Pain and Its Management

Glossary


acupuncture  A technique of healing and pain control developed in China in which long, thin needles are inserted into designated areas of the body to reduce discomfort in a target area of the body.
acute pain   Short-term pain that usually results from some specific injury.
biofeedback   A method whereby an individual is provided with ongoing specific information or feedback about how a particular physiological process operates, so that he or she can learn how to modify that process.
chronic benign pain   Pain that typically persists for 6 months or longer and is relatively intractable to treatment. The pain varies in severity and may involve any of a number of muscle groups. Chronic low back pain and myofascial pain syndrome are examples.
chronic pain   Pain that may begin after an injury, but which does not respond to treatment and persists over time.
chronic progressive pain   Pain that persists longer than 6 months and increases in severity over time. Typically it is associated with malignancies or degenerative disorders such as skeletal metastatic disease or rheumatoid arthritis.
counterirritation   A pain control technique that involves inhibiting pain in one part of the body by stimulating or mildly irritating another area, sometimes adjacent to the area in which the pain is experienced.
distraction   A pain control method that may involve either focusing on some stimulus irrelevant to the pain experience or reinterpreting the pain experience; redirecting attention to reduce pain.

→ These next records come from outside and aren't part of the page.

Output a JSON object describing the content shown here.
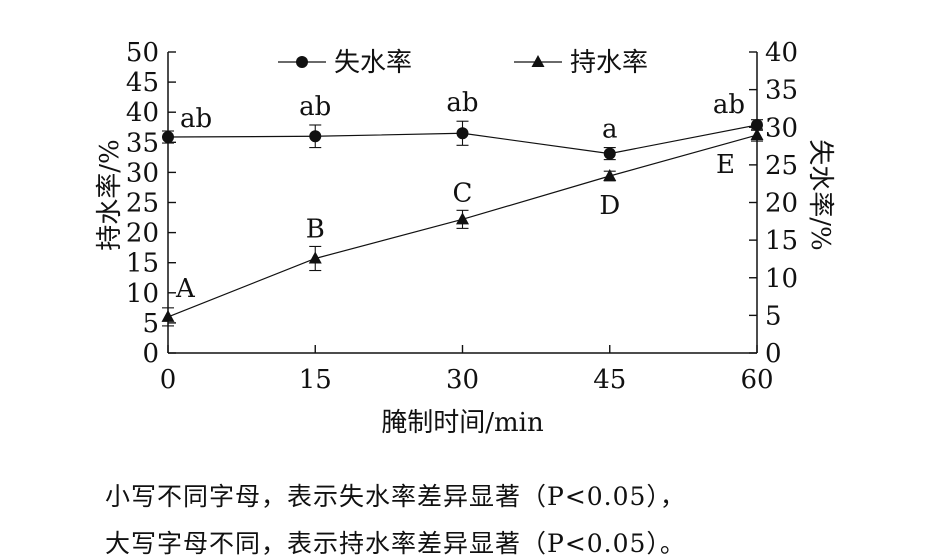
{
  "chart_data": {
    "type": "line",
    "x": [
      0,
      15,
      30,
      45,
      60
    ],
    "xlabel": "腌制时间/min",
    "xlim": [
      0,
      60
    ],
    "xticks": [
      "0",
      "15",
      "30",
      "45",
      "60"
    ],
    "ylabel_left": "持水率/%",
    "ylim_left": [
      0,
      50
    ],
    "yticks_left": [
      "0",
      "5",
      "10",
      "15",
      "20",
      "25",
      "30",
      "35",
      "40",
      "45",
      "50"
    ],
    "ylabel_right": "失水率/%",
    "ylim_right": [
      0,
      40
    ],
    "yticks_right": [
      "0",
      "5",
      "10",
      "15",
      "20",
      "25",
      "30",
      "35",
      "40"
    ],
    "legend_position": "top",
    "series": [
      {
        "name": "失水率",
        "marker": "circle",
        "axis": "right",
        "values": [
          28.7,
          28.8,
          29.2,
          26.5,
          30.3
        ],
        "errors": [
          0.8,
          1.5,
          1.6,
          0.8,
          0.7
        ],
        "labels": [
          "ab",
          "ab",
          "ab",
          "a",
          "ab"
        ]
      },
      {
        "name": "持水率",
        "marker": "triangle",
        "axis": "left",
        "values": [
          6.0,
          15.7,
          22.2,
          29.4,
          36.2
        ],
        "errors": [
          1.5,
          2.0,
          1.5,
          0.8,
          1.0
        ],
        "labels": [
          "A",
          "B",
          "C",
          "D",
          "E"
        ]
      }
    ],
    "grid": false,
    "color": "#111111"
  },
  "notes": {
    "line1": "小写不同字母，表示失水率差异显著（P<0.05），",
    "line2": "大写字母不同，表示持水率差异显著（P<0.05）。"
  }
}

endogenous opioids  Opiate-like substances produced by the body.
guided imagery   A technique of relaxation and pain control in which a person conjures up a picture that is held in mind during a painful or stressful experience.
hypnosis   A pain management technique involving relaxation, suggestion, distraction, and the focusing of attention.
nociception  The perception of pain.
pain behaviors   Behaviors that result in response to pain, such as cutting back on work or taking drugs.
pain control  The ability to reduce the experience of pain, report of pain, emotional concern over pain, inability to tolerate pain, or presence of pain-related behaviors.
pain management programs   Coordinated, interdisciplinary efforts to modify chronic pain by bringing together neurological, cognitive, behavioral, and psychodynamic expertise concerning pain; such programs aim not only to make pain more manageable, but to modify the lifestyle that has evolved because of the pain.
pain-prone personality   The belief that there is a constellation of personality traits that predisposes a person to experience chronic pain.
recurrent acute pain   Pain that involves a series of intermittent episodes of pain that are acute in character but chronic inasmuch as the condition persists for more than 6 months; migraine headaches, temperomandibular disorder (involving the jaw), and trigeminal neuralgia (involving spasms of the facial muscles) are examples.